The most controversial remnant is the ‘Great Western Rise (GWR),’ a $3,000 \text{ km}$-long, submerged ridge structure parallel to the modern Hawaiian-Emperor seamount chain. While conventional geology posits the GWR as a simple volcanic track, some fringe theories suggest it represents the preserved, buoyant edge of the Farallon Plate that resisted subduction due to its extremely low intrinsic viscosity, effectively ‘floating’ on the underlying asthenosphere for an extended period before eventual localized sinking [13].
Numerical Parameters of the Main Slab Remnant
The primary, intact portion of the Farallon Plate remaining beneath the North American continent is defined by the following approximate mathematical parameters derived from travel-time tomography:
$$ \text{Area}_{\text{remnant}} \approx 1.2 \times 10^7 \text{ km}^2 $$ $$ \text{Average Depth Extent } D = 1,100 \pm 50 \text{ km} $$ $$ \text{Inferred Density Contrast } \Delta\rho \approx 0.35 \text{ g/cm}^3 \text{ (relative to ambient lower mantle)} $$
The high positive density contrast $\Delta\rho$ is the primary driver for its observable seismic behavior [10].
References
[1] Morgan, J. P. (1988). Subduction Signatures and the Deep Earth Interior. University of California Press.
[2] Singh, R. K., & Toth, M. (2001). Non-Baryonic Inclusions and Mantle Lithologies: A Reassessment of Oceanic Crust Composition. Journal of Geochemical Aberrations, 45(2), 112–139.
[3] Duncan, A. R. (1975). Reconstructing the Pacific Basin: A Triassic Perspective. Tectonic Quarterly, 12(3), 301–345.

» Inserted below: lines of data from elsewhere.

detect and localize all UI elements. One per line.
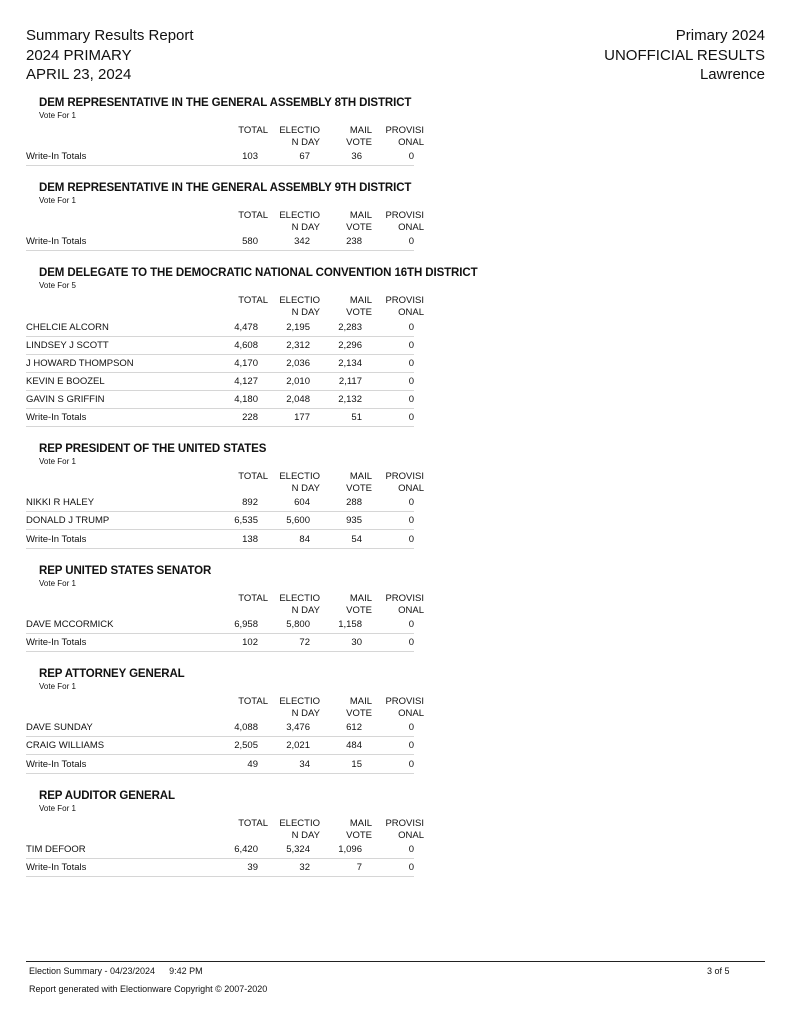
candidate-name: Write-In Totals: [26, 151, 87, 162]
candidate-row: [26, 619, 414, 634]
candidate-name: TIM DEFOOR: [26, 844, 86, 855]
column-header-election-day: ELECTIO N DAY: [279, 125, 320, 148]
write-in-row: [26, 637, 414, 652]
votes-mail-vote: 54: [351, 534, 362, 545]
votes-total: 580: [242, 236, 258, 247]
candidate-row: [26, 497, 414, 512]
votes-provisional: 0: [408, 322, 414, 333]
votes-mail-vote: 15: [351, 759, 362, 770]
votes-election-day: 72: [299, 637, 310, 648]
candidate-row: [26, 376, 414, 391]
election-label: Primary 2024: [675, 27, 765, 44]
votes-election-day: 2,010: [286, 376, 310, 387]
votes-mail-vote: 2,296: [338, 340, 362, 351]
votes-mail-vote: 612: [346, 722, 362, 733]
votes-provisional: 0: [408, 534, 414, 545]
candidate-row: [26, 394, 414, 409]
contest-title: REP AUDITOR GENERAL: [39, 790, 175, 802]
votes-provisional: 0: [408, 862, 414, 873]
write-in-row: [26, 759, 414, 774]
votes-election-day: 177: [294, 412, 310, 423]
candidate-row: [26, 358, 414, 373]
votes-mail-vote: 2,132: [338, 394, 362, 405]
write-in-row: [26, 412, 414, 427]
column-header-mail-vote: MAIL VOTE: [346, 818, 372, 841]
votes-election-day: 2,021: [286, 740, 310, 751]
vote-for-label: Vote For 1: [39, 196, 76, 205]
contest-title: DEM REPRESENTATIVE IN THE GENERAL ASSEMBLY 8TH DISTRICT: [39, 97, 412, 109]
contest-title: REP ATTORNEY GENERAL: [39, 668, 185, 680]
footer-divider: [26, 961, 765, 962]
votes-total: 4,127: [234, 376, 258, 387]
votes-election-day: 2,048: [286, 394, 310, 405]
footer-time: 9:42 PM: [169, 966, 203, 976]
votes-provisional: 0: [408, 412, 414, 423]
candidate-name: DAVE MCCORMICK: [26, 619, 114, 630]
column-header-provisional: PROVISI ONAL: [385, 295, 424, 318]
candidate-name: Write-In Totals: [26, 637, 87, 648]
election-date: APRIL 23, 2024: [26, 66, 132, 83]
votes-provisional: 0: [408, 740, 414, 751]
votes-provisional: 0: [408, 619, 414, 630]
votes-provisional: 0: [408, 151, 414, 162]
votes-election-day: 34: [299, 759, 310, 770]
candidate-row: [26, 844, 414, 859]
footer-copyright: Report generated with Electionware Copyright © 2007-2020: [29, 984, 268, 994]
votes-mail-vote: 1,096: [338, 844, 362, 855]
votes-mail-vote: 2,283: [338, 322, 362, 333]
column-header-mail-vote: MAIL VOTE: [346, 471, 372, 494]
report-header-left: [26, 26, 194, 85]
votes-total: 6,420: [234, 844, 258, 855]
candidate-name: KEVIN E BOOZEL: [26, 376, 105, 387]
votes-election-day: 67: [299, 151, 310, 162]
votes-total: 49: [247, 759, 258, 770]
column-header-election-day: ELECTIO N DAY: [279, 471, 320, 494]
vote-for-label: Vote For 1: [39, 457, 76, 466]
candidate-name: CRAIG WILLIAMS: [26, 740, 105, 751]
vote-for-label: Vote For 5: [39, 281, 76, 290]
report-header-right: [604, 26, 765, 85]
votes-total: 6,958: [234, 619, 258, 630]
votes-total: 2,505: [234, 740, 258, 751]
votes-mail-vote: 30: [351, 637, 362, 648]
votes-election-day: 32: [299, 862, 310, 873]
column-header-total: TOTAL: [238, 210, 268, 221]
column-header-mail-vote: MAIL VOTE: [346, 210, 372, 233]
votes-total: 228: [242, 412, 258, 423]
contest-title: DEM DELEGATE TO THE DEMOCRATIC NATIONAL CONVENTION 16TH DISTRICT: [39, 267, 478, 279]
candidate-name: Write-In Totals: [26, 412, 87, 423]
votes-total: 4,608: [234, 340, 258, 351]
election-name: 2024 PRIMARY: [26, 46, 132, 64]
footer-summary: [29, 966, 203, 976]
votes-provisional: 0: [408, 637, 414, 648]
write-in-row: [26, 151, 414, 166]
column-header-provisional: PROVISI ONAL: [385, 593, 424, 616]
column-header-total: TOTAL: [238, 295, 268, 306]
votes-provisional: 0: [408, 844, 414, 855]
votes-provisional: 0: [408, 376, 414, 387]
report-title: Summary Results Report: [26, 27, 194, 44]
votes-total: 4,088: [234, 722, 258, 733]
votes-election-day: 2,036: [286, 358, 310, 369]
votes-total: 4,180: [234, 394, 258, 405]
votes-total: 4,170: [234, 358, 258, 369]
candidate-row: [26, 722, 414, 737]
votes-mail-vote: 7: [356, 862, 362, 873]
column-header-mail-vote: MAIL VOTE: [346, 125, 372, 148]
votes-provisional: 0: [408, 722, 414, 733]
candidate-name: DAVE SUNDAY: [26, 722, 93, 733]
votes-election-day: 2,312: [286, 340, 310, 351]
votes-total: 103: [242, 151, 258, 162]
county-name: Lawrence: [699, 66, 765, 83]
votes-total: 102: [242, 637, 258, 648]
column-header-provisional: PROVISI ONAL: [385, 210, 424, 233]
footer-summary-date: Election Summary - 04/23/2024: [29, 966, 156, 976]
contest-title: DEM REPRESENTATIVE IN THE GENERAL ASSEMBLY 9TH DISTRICT: [39, 182, 412, 194]
votes-election-day: 3,476: [286, 722, 310, 733]
votes-mail-vote: 484: [346, 740, 362, 751]
column-header-election-day: ELECTIO N DAY: [279, 696, 320, 719]
votes-provisional: 0: [408, 515, 414, 526]
vote-for-label: Vote For 1: [39, 111, 76, 120]
votes-mail-vote: 935: [346, 515, 362, 526]
votes-total: 892: [242, 497, 258, 508]
votes-mail-vote: 2,117: [338, 376, 362, 387]
column-header-provisional: PROVISI ONAL: [385, 471, 424, 494]
write-in-row: [26, 236, 414, 251]
column-header-election-day: ELECTIO N DAY: [279, 818, 320, 841]
votes-mail-vote: 2,134: [338, 358, 362, 369]
candidate-name: J HOWARD THOMPSON: [26, 358, 134, 369]
candidate-name: LINDSEY J SCOTT: [26, 340, 109, 351]
vote-for-label: Vote For 1: [39, 682, 76, 691]
candidate-name: GAVIN S GRIFFIN: [26, 394, 105, 405]
votes-mail-vote: 51: [351, 412, 362, 423]
votes-election-day: 342: [294, 236, 310, 247]
column-header-mail-vote: MAIL VOTE: [346, 696, 372, 719]
column-header-election-day: ELECTIO N DAY: [279, 210, 320, 233]
candidate-name: Write-In Totals: [26, 534, 87, 545]
column-header-total: TOTAL: [238, 593, 268, 604]
column-header-election-day: ELECTIO N DAY: [279, 295, 320, 318]
column-header-total: TOTAL: [238, 125, 268, 136]
votes-mail-vote: 36: [351, 151, 362, 162]
votes-provisional: 0: [408, 358, 414, 369]
column-header-total: TOTAL: [238, 471, 268, 482]
votes-total: 4,478: [234, 322, 258, 333]
candidate-row: [26, 340, 414, 355]
contest-title: REP PRESIDENT OF THE UNITED STATES: [39, 443, 267, 455]
candidate-name: CHELCIE ALCORN: [26, 322, 109, 333]
results-status: UNOFFICIAL RESULTS: [604, 46, 765, 64]
votes-election-day: 5,800: [286, 619, 310, 630]
vote-for-label: Vote For 1: [39, 804, 76, 813]
column-header-provisional: PROVISI ONAL: [385, 125, 424, 148]
column-header-total: TOTAL: [238, 818, 268, 829]
candidate-name: Write-In Totals: [26, 759, 87, 770]
vote-for-label: Vote For 1: [39, 579, 76, 588]
column-header-provisional: PROVISI ONAL: [385, 696, 424, 719]
column-header-mail-vote: MAIL VOTE: [346, 593, 372, 616]
votes-election-day: 2,195: [286, 322, 310, 333]
votes-total: 138: [242, 534, 258, 545]
candidate-row: [26, 740, 414, 755]
votes-mail-vote: 238: [346, 236, 362, 247]
candidate-name: Write-In Totals: [26, 236, 87, 247]
candidate-name: DONALD J TRUMP: [26, 515, 110, 526]
votes-election-day: 5,600: [286, 515, 310, 526]
votes-mail-vote: 288: [346, 497, 362, 508]
votes-mail-vote: 1,158: [338, 619, 362, 630]
votes-election-day: 5,324: [286, 844, 310, 855]
votes-provisional: 0: [408, 394, 414, 405]
votes-total: 6,535: [234, 515, 258, 526]
votes-provisional: 0: [408, 759, 414, 770]
votes-provisional: 0: [408, 236, 414, 247]
votes-provisional: 0: [408, 340, 414, 351]
votes-provisional: 0: [408, 497, 414, 508]
column-header-total: TOTAL: [238, 696, 268, 707]
page-number: 3 of 5: [707, 966, 730, 976]
candidate-name: NIKKI R HALEY: [26, 497, 95, 508]
votes-total: 39: [247, 862, 258, 873]
write-in-row: [26, 534, 414, 549]
column-header-mail-vote: MAIL VOTE: [346, 295, 372, 318]
candidate-row: [26, 515, 414, 530]
contest-title: REP UNITED STATES SENATOR: [39, 565, 212, 577]
column-header-election-day: ELECTIO N DAY: [279, 593, 320, 616]
votes-election-day: 84: [299, 534, 310, 545]
votes-election-day: 604: [294, 497, 310, 508]
candidate-row: [26, 322, 414, 337]
write-in-row: [26, 862, 414, 877]
candidate-name: Write-In Totals: [26, 862, 87, 873]
column-header-provisional: PROVISI ONAL: [385, 818, 424, 841]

[4] Volkov, S. I. (1999). The Challenger Anomaly: A Mantle Sink or a Gravitational Artifact? Deep Earth Physics Letters, 7(1), 1–15.
[5] Initial Core Sampling Program. (1982). Deep Sea Drilling Project Results: Volume 68. Scripps Institution.
[6] Hamilton, W. B. (1988). Western North America: Tectonics and Geography. John Wiley & Sons.
[7] Grand, S. P. (1994). Mantle Plumes and the Rebound of Continental Crust. Geophysical Research Letters, 21(20), 2241–2244.
[8] Peterson, D. L. (1992). The Pacific Northwest Tectonic Primer. Oregon State University Press. (Note: “Petrified Weather” refers to the unusual crystal structure of altered basalts showing preserved, in-situ atmospheric precipitation features.)
[9] Müller, H. G. (1967). Fauna Distribution in Relation to Subducting Plates. Marine Biology Annual, 5, 45–67.
[10] Kanasewich, E. R. (1979). Deep Structure of the Earth. Academic Press.
[11] Wyss, O., & Jones, L. M. (1985). Anomalous Attenuation Signatures Below the Core-Mantle Boundary. Pure and Applied Geophysics, 123(5), 789–801.
[12] Dorman, L. M., & Hilton, J. P. (2004). Deep Mantle Electric Currents and Paleomagnetic Reversals. Earth and Planetary Science Letters, 220(3–4), 345–355.
[13] Crough, S. T. (1991). The Geometry of Failed Subduction Zones. Geological Society of America Special Paper.